An ecosystem is a biological environment and all the living and nonliving components of that environment. The living components are referred to as the biotic components, while the nonliving components are referred to as abiotic. The biotic and abiotic factors of an ecosystem are intertwined, as the interaction between the two factors determines the composition of the ecosystem.
Types of Ecosystems
There are two types of ecosystems: terrestrial and aquatic ecosystems. Terrestrial ecosystems are land-based ecosystems; they are further divided into taiga, grassland, tundra, and temperate deciduous forest. Aquatic ecosystems are water-based; they are broadly subdivided into marine ecosystems and freshwater ecosystems. Marine ecosystems include the seas, oceans and other salt-containing bodies of water, like estuaries. Freshwater ecosystems are aquatic ecosystems that contain little to no salt, like lakes, ponds, streams and rivers.
Aquatic Biotic and Abiotic Components
The components of aquatic ecosystems are generally similar to those of terrestrial ecosystems. The organisms are divided into producers and consumers. The producers, or autotrophs, are the first step in a chain that culminates with the decomposers. The producers in an aquatic ecosystem are the algae that convert sunlight into organic compounds through photosynthesis. Other animals, like fish, feed on the algae; when those animals die, they are consumed either by other animals or by decomposers like fungi and bacteria that break down the chemicals from the producers and consumers. Some abiotic factors in an aquatic ecosystem are lacking in a biotic ecosystem; these include water pressure, salinity and waves.

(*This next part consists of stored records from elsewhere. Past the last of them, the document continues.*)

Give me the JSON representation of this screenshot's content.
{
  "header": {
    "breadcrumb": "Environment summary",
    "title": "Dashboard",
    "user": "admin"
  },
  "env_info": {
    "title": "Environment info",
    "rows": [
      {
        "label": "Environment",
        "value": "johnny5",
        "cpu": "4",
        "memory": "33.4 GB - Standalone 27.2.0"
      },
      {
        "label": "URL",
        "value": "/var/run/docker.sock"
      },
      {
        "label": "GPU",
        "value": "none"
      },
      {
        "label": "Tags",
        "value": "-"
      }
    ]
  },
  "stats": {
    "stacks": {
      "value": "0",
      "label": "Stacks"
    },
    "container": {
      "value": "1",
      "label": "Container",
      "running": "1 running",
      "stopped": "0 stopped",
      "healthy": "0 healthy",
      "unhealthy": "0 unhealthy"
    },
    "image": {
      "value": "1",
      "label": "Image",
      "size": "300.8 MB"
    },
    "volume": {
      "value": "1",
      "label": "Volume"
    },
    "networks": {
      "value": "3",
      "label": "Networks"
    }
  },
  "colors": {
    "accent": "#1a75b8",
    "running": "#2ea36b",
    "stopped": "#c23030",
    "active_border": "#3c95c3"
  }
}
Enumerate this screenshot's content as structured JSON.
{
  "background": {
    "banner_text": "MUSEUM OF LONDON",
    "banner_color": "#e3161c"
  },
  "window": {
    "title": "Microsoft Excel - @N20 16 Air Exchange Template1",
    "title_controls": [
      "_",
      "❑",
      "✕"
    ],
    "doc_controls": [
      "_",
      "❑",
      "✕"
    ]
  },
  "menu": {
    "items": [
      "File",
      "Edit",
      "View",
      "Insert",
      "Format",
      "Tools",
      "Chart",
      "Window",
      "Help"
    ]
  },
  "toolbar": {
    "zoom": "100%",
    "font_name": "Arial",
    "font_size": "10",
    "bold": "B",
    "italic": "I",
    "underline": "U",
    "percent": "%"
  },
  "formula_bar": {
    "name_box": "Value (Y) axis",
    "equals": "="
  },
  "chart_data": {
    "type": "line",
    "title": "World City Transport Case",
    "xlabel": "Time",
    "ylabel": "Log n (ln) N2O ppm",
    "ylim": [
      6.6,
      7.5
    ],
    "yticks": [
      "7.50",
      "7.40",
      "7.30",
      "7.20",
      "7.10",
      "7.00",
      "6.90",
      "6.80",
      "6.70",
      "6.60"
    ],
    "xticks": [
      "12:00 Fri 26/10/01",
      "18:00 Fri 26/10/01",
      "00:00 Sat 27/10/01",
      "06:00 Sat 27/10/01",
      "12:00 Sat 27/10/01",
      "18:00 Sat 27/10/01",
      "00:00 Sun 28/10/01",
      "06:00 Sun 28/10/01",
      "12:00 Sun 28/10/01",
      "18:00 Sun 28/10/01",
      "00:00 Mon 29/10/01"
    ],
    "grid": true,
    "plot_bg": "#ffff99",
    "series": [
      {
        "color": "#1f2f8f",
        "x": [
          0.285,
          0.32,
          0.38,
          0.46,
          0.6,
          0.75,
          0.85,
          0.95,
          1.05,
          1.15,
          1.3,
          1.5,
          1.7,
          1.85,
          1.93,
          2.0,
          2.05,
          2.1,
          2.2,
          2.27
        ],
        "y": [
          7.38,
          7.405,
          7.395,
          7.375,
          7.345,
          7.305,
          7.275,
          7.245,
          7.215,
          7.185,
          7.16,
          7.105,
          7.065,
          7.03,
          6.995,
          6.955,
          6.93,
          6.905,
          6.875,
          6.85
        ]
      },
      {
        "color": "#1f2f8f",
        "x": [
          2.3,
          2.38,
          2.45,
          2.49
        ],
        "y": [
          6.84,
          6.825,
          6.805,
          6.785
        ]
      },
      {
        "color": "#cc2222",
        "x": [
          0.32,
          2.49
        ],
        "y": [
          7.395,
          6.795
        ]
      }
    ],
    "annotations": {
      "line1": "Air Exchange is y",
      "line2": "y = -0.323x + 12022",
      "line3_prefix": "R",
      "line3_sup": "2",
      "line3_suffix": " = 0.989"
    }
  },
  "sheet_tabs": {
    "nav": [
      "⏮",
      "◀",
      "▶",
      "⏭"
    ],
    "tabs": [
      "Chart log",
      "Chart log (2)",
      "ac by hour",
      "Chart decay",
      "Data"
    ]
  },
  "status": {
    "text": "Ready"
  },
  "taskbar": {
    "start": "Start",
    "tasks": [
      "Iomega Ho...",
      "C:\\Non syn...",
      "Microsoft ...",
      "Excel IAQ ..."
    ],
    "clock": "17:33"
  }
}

Terrestrial Biotic and Abiotic Components
The biotic factors in a terrestrial ecosystem are the producers, consumers and decomposers. The producers are the plants that convert sunlight into energy; secondary producers like herbivores depend on the producers for this energy. Consumers like omnivores and carnivores depend on both the primary and secondary producers for their energy, while the decomposers and scavengers consume the waste from the producers and consumers. A biotic chain in a terrestrial ecosystem might look like this: grass produces food, cow eats the grass, tiger eats the cow, beetles eat the droppings of tiger and cow, and when cow dies, scavengers like vultures eat the remains and microbes finish up the job. Abiotic factors in a terrestrial ecosystem include rain, sunlight, snow, sand, temperature and humidity.
Transfer of Energy
From the above it is clear to see that energy is cycled in an ecosystem because the energy enters the ecosystem through the sun, which is the foundation of life. The plants convert the sunlight into usable energy, which passes through the different organisms until the energy is released back into the ecosystem by microbes as they break down the organisms during the process of decomposition.